Ludwig Institute for Cancer Research, University of Lausanne and Department of Oncology, Lausanne University Hospital (CHUV), Lausanne, Switzerland.
EMBO J. 2024 Nov;43(21):4922-4953. doi: 10.1038/s44318-024-00235-w. Epub 2024 Sep 16.
CD8 + T cells have critical roles in tumor control, but a range of factors in their microenvironment such as low pH can suppress their function. Here, we demonstrate that acidity restricts T-cell expansion mainly through impairing IL-2 responsiveness, lowers cytokine secretion upon re-activation, and reduces the cytolytic capacity of CD8 + T cells expressing low-affinity TCR. We further find decreased mTORC1 signaling activity and c-Myc levels at low pH. Mechanistically, nuclear/cytoplasmic acidification is linked to mTORC1 suppression in a Rheb-, Akt/TSC2/PRAS40-, GATOR1- and Lkb1/AMPK-independent manner, while c-Myc levels drop due to both decreased transcription and higher levels of proteasome-mediated degradation. In addition, lower intracellular levels of glutamine, glutamate, and aspartate, as well as elevated proline levels are observed with no apparent impact on mTORC1 signaling or c-Myc levels. Overall, we suggest that, due to the broad impact of acidity on CD8 + T cells, multiple interventions will be required to restore T-cell function unless intracellular pH is effectively controlled.
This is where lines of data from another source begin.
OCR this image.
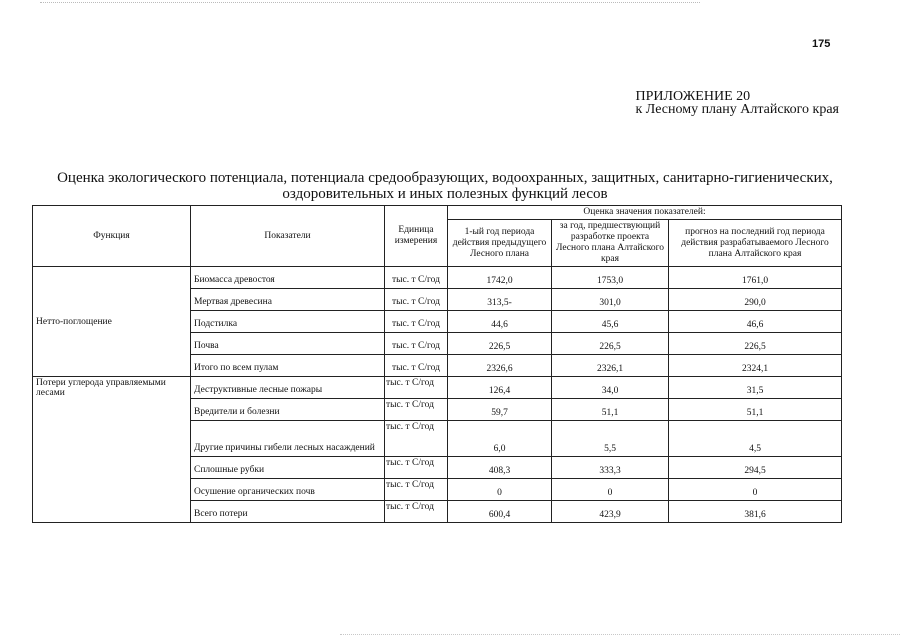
175
ПРИЛОЖЕНИЕ 20
к Лесному плану Алтайского края
Оценка экологического потенциала, потенциала средообразующих, водоохранных, защитных, санитарно-гигиенических,
оздоровительных и иных полезных функций лесов
Функция	Показатели	Единица измерения	Оценка значения показателей:		
			1-ый год периода действия предыдущего Лесного плана	за год, предшествующий разработке проекта Лесного плана Алтайского края	прогноз на последний год периода действия разрабатываемого Лесного плана Алтайского края
Нетто-поглощение	Биомасса древостоя	тыс. т С/год	1742,0	1753,0	1761,0
	Мертвая древесина	тыс. т С/год	313,5-	301,0	290,0
	Подстилка	тыс. т С/год	44,6	45,6	46,6
	Почва	тыс. т С/год	226,5	226,5	226,5
	Итого по всем пулам	тыс. т С/год	2326,6	2326,1	2324,1
Потери углерода управляемыми лесами	Деструктивные лесные пожары	тыс. т С/год	126,4	34,0	31,5
	Вредители и болезни	тыс. т С/год	59,7	51,1	51,1
	Другие причины гибели лесных насаждений	тыс. т С/год	6,0	5,5	4,5
	Сплошные рубки	тыс. т С/год	408,3	333,3	294,5
	Осушение органических почв	тыс. т С/год	0	0	0
	Всего потери	тыс. т С/год	600,4	423,9	381,6
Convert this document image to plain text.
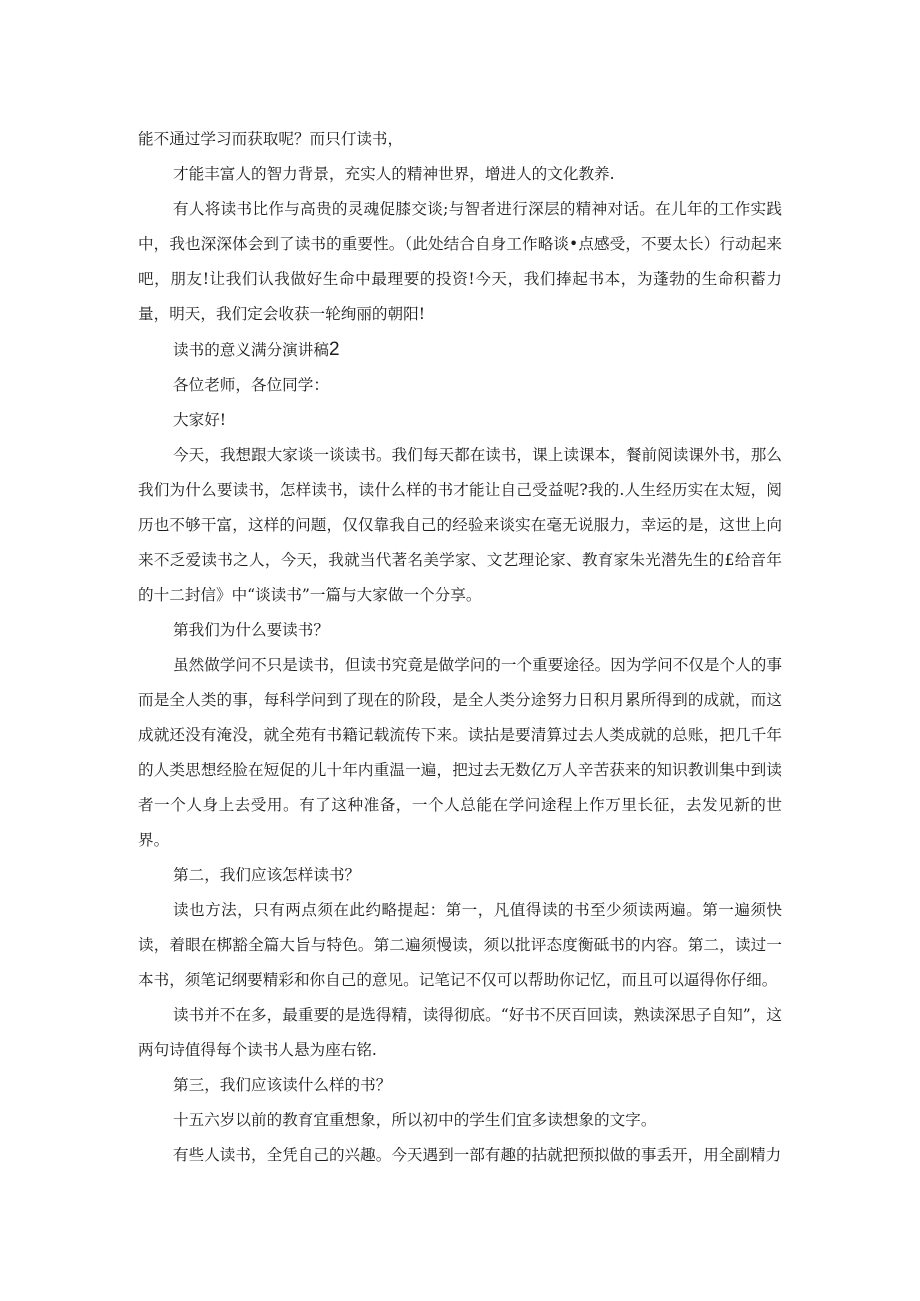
能不通过学习而获取呢？而只仃读书，

才能丰富人的智力背景，充实人的精神世界，增进人的文化教养.

有人将读书比作与高贵的灵魂促膝交谈;与智者进行深层的精神对话。在儿年的工作实践中，我也深深体会到了读书的重要性。（此处结合自身工作略谈•点感受，不要太长）行动起来吧，朋友!让我们认我做好生命中最理要的投资!今天，我们捧起书本，为蓬勃的生命积蓄力量，明天，我们定会收获一轮绚丽的朝阳!

读书的意义满分演讲稿2

各位老师，各位同学：

大家好!

今天，我想跟大家谈一谈读书。我们每天都在读书，课上读课本，餐前阅读课外书，那么我们为什么要读书，怎样读书，读什么样的书才能让自己受益呢?我的.人生经历实在太短，阅历也不够干富，这样的问题，仅仅靠我自己的经验来谈实在毫无说服力，幸运的是，这世上向来不乏爱读书之人，今天，我就当代著名美学家、文艺理论家、教育家朱光潜先生的£给音年的十二封信》中“谈读书”一篇与大家做一个分享。

第我们为什么要读书？

虽然做学问不只是读书，但读书究竟是做学问的一个重要途径。因为学问不仅是个人的事而是全人类的事，每科学问到了现在的阶段，是全人类分途努力日积月累所得到的成就，而这成就还没有淹没，就全苑有书籍记载流传下来。读拈是要清算过去人类成就的总账，把几千年的人类思想经脸在短促的儿十年内重温一遍，把过去无数亿万人辛苦获来的知识教训集中到读者一个人身上去受用。有了这种准备，一个人总能在学问途程上作万里长征，去发见新的世界。

第二，我们应该怎样读书？

读也方法，只有两点须在此约略提起：第一，凡值得读的书至少须读两遍。第一遍须快读，着眼在梆豁全篇大旨与特色。第二遍须慢读，须以批评态度衡砥书的内容。第二，读过一本书，须笔记纲要精彩和你自己的意见。记笔记不仅可以帮助你记忆，而且可以逼得你仔细。

读书并不在多，最重要的是选得精，读得彻底。“好书不厌百回读，熟读深思子自知”，这两句诗值得每个读书人悬为座右铭.

第三，我们应该读什么样的书？

十五六岁以前的教育宜重想象，所以初中的学生们宜多读想象的文字。

有些人读书，全凭自己的兴趣。今天遇到一部有趣的拈就把预拟做的事丢开，用全副精力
CD8+T 细胞在肿瘤控制中起着关键作用,但它们微环境中的一系列因素,如低 pH 值,会抑制其功能。在这里,我们证明了酸度主要通过抑制 IL-2 反应性来限制 T 细胞的扩增,降低再激活时细胞因子的分泌,并降低表达低亲和力 TCR 的 CD8+T 细胞的细胞毒性。我们进一步发现低 pH 值时 mTORC1 信号活性和 c-Myc 水平降低。在机制上,核/细胞质酸化与 Rheb、Akt/TSC2/PRAS40、GATOR1 和 Lkb1/AMPK 无关的 mTORC1 抑制有关,而 c-Myc 水平下降是由于转录减少和蛋白酶体介导的降解水平升高。此外,还观察到细胞内谷氨酰胺、谷氨酸和天冬氨酸水平降低,脯氨酸水平升高,但对 mTORC1 信号或 c-Myc 水平没有明显影响。总的来说,我们认为,由于酸度对 CD8+T 细胞的广泛影响,需要进行多种干预才能恢复 T 细胞功能,除非有效控制细胞内 pH 值。